KNIME Analytics Platform is an open, open-source, GUI driven, data analytics platform that covers all your data needs from data import to final deployment. Being open, KNIME Analytics Platform offers a vast integration and IDE environment for R, Python, SQL, and Spark.  

After an initial introduction to the tool and to the data science cycle, we will split into groups. Each group will focus on one of three aspects of the data science cycle:

  • Just pure raw data. Data Access and Data Preparation
  • Machine Learning. Which model shall I use? Which parameters?
  • I have a great model. Now what? The deployment phase  

Each participant can implement his/her part using KNIME Analytics Platform directly or R orPython from within the IDE provided inside KNIME Analytics Platform. In theory, it would also be possible to run the analysis in Spark. However, the usage of Spark requires the additional installation of an external accessible Spark cluster. Because of the required overhead, we will focus on Spark usage during another Learnathon event.
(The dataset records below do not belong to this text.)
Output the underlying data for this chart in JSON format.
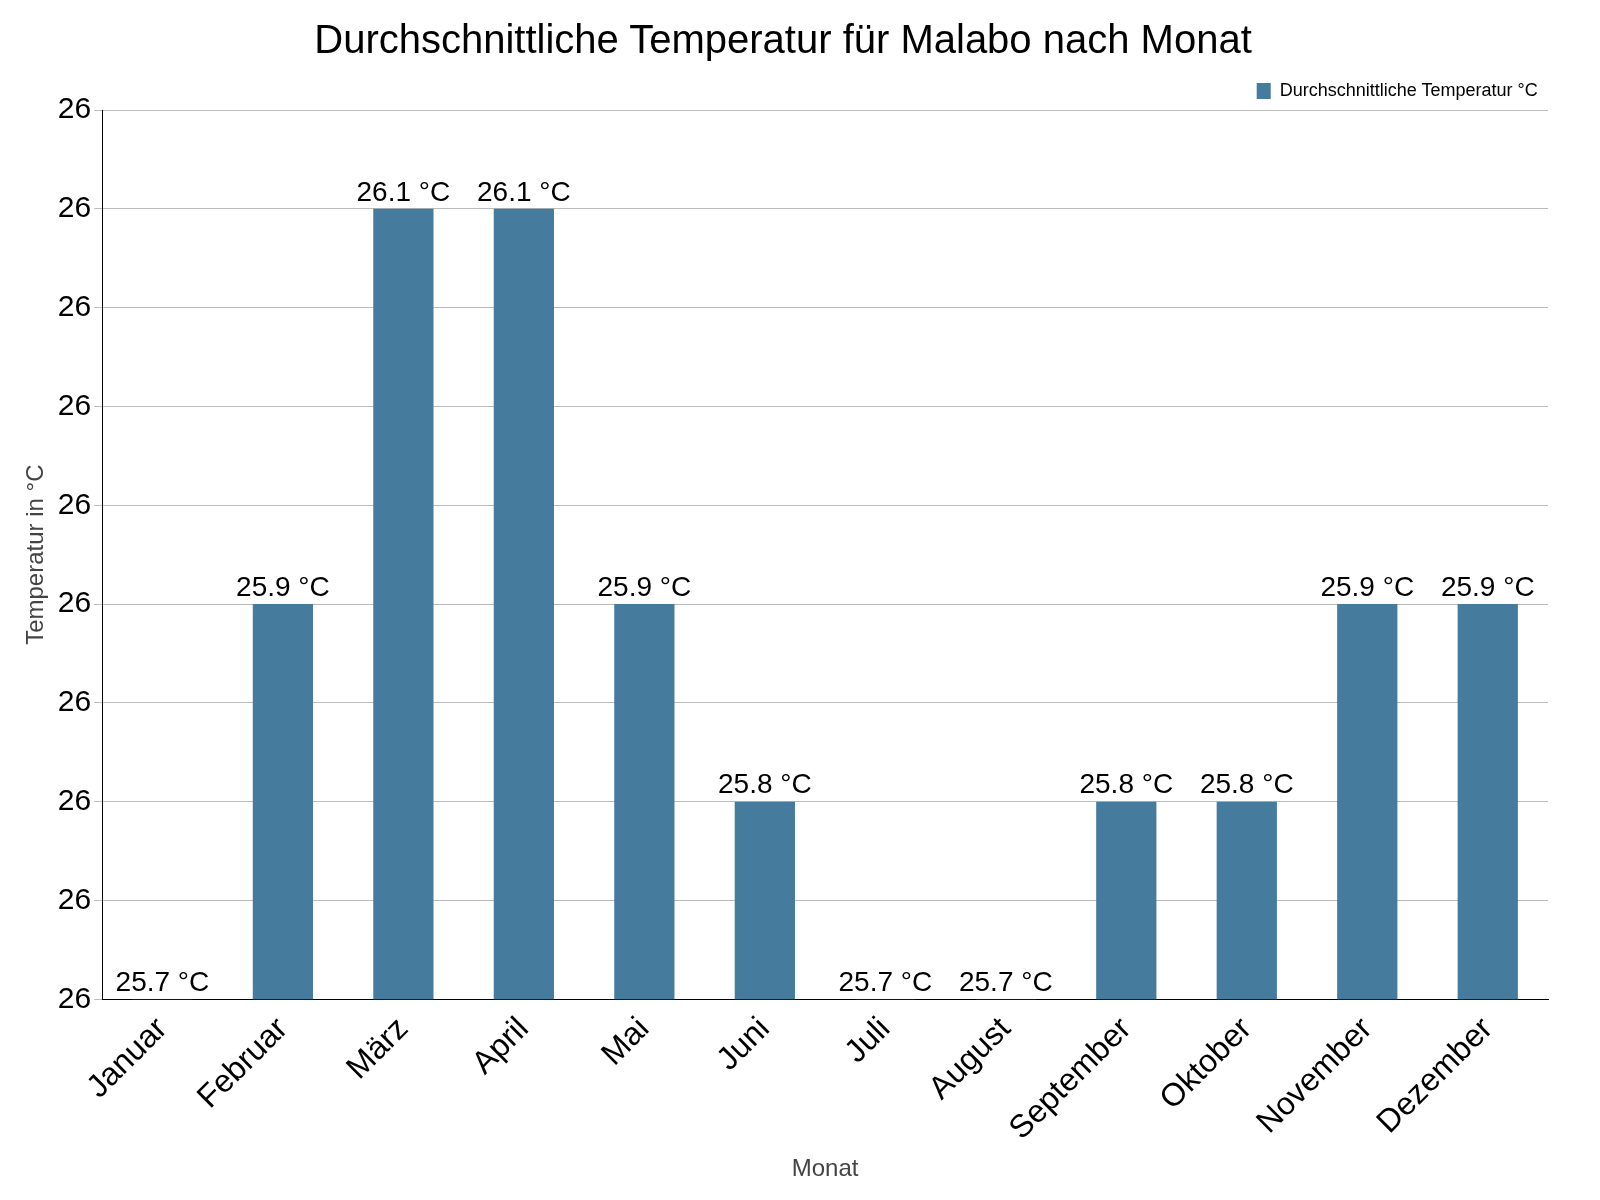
{
  "chart_data": {
    "type": "bar",
    "title": "Durchschnittliche Temperatur für Malabo nach Monat",
    "xlabel": "Monat",
    "ylabel": "Temperatur in °C",
    "categories": [
      "Januar",
      "Februar",
      "März",
      "April",
      "Mai",
      "Juni",
      "Juli",
      "August",
      "September",
      "Oktober",
      "November",
      "Dezember"
    ],
    "series": [
      {
        "name": "Durchschnittliche Temperatur °C",
        "color": "#457b9d",
        "values": [
          25.7,
          25.9,
          26.1,
          26.1,
          25.9,
          25.8,
          25.7,
          25.7,
          25.8,
          25.8,
          25.9,
          25.9
        ],
        "value_labels": [
          "25.7 °C",
          "25.9 °C",
          "26.1 °C",
          "26.1 °C",
          "25.9 °C",
          "25.8 °C",
          "25.7 °C",
          "25.7 °C",
          "25.8 °C",
          "25.8 °C",
          "25.9 °C",
          "25.9 °C"
        ]
      }
    ],
    "ylim": [
      25.7,
      26.15
    ],
    "yticks": [
      {
        "value": 25.7,
        "label": "26"
      },
      {
        "value": 25.75,
        "label": "26"
      },
      {
        "value": 25.8,
        "label": "26"
      },
      {
        "value": 25.85,
        "label": "26"
      },
      {
        "value": 25.9,
        "label": "26"
      },
      {
        "value": 25.95,
        "label": "26"
      },
      {
        "value": 26.0,
        "label": "26"
      },
      {
        "value": 26.05,
        "label": "26"
      },
      {
        "value": 26.1,
        "label": "26"
      },
      {
        "value": 26.15,
        "label": "26"
      }
    ],
    "grid": "y",
    "legend": "top right"
  }
}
On our side, we will provide: a few datasets; example workflows to complete according to the chosen task; experts in KNIME, R, and Python; and of course food and drinks. Please bring your own laptop to use during the Learnathon, with KNIME Analytics Platform pre-installed. To install KNIME Analytics Platform, follow the instructions provided in these YouTube videos:

If you would like to get familiar with KNIME Analytics Platform, you can explore the content of this e-learning course In particular, we advise you to read and watch the units in Chapter 1.

Here is a more detailed agenda of the event.

  • 6:30 – 6:50pm: Introduction to KNIME Analytics Platform
  • 6:50 – 7:10pm: The Data Science cycle: from raw data to deployment 
  • 7:10 – 7:20pm: Data sets and tasks presentation; group formation
  • 7:20 – 10:00pm: Let’s work & learn!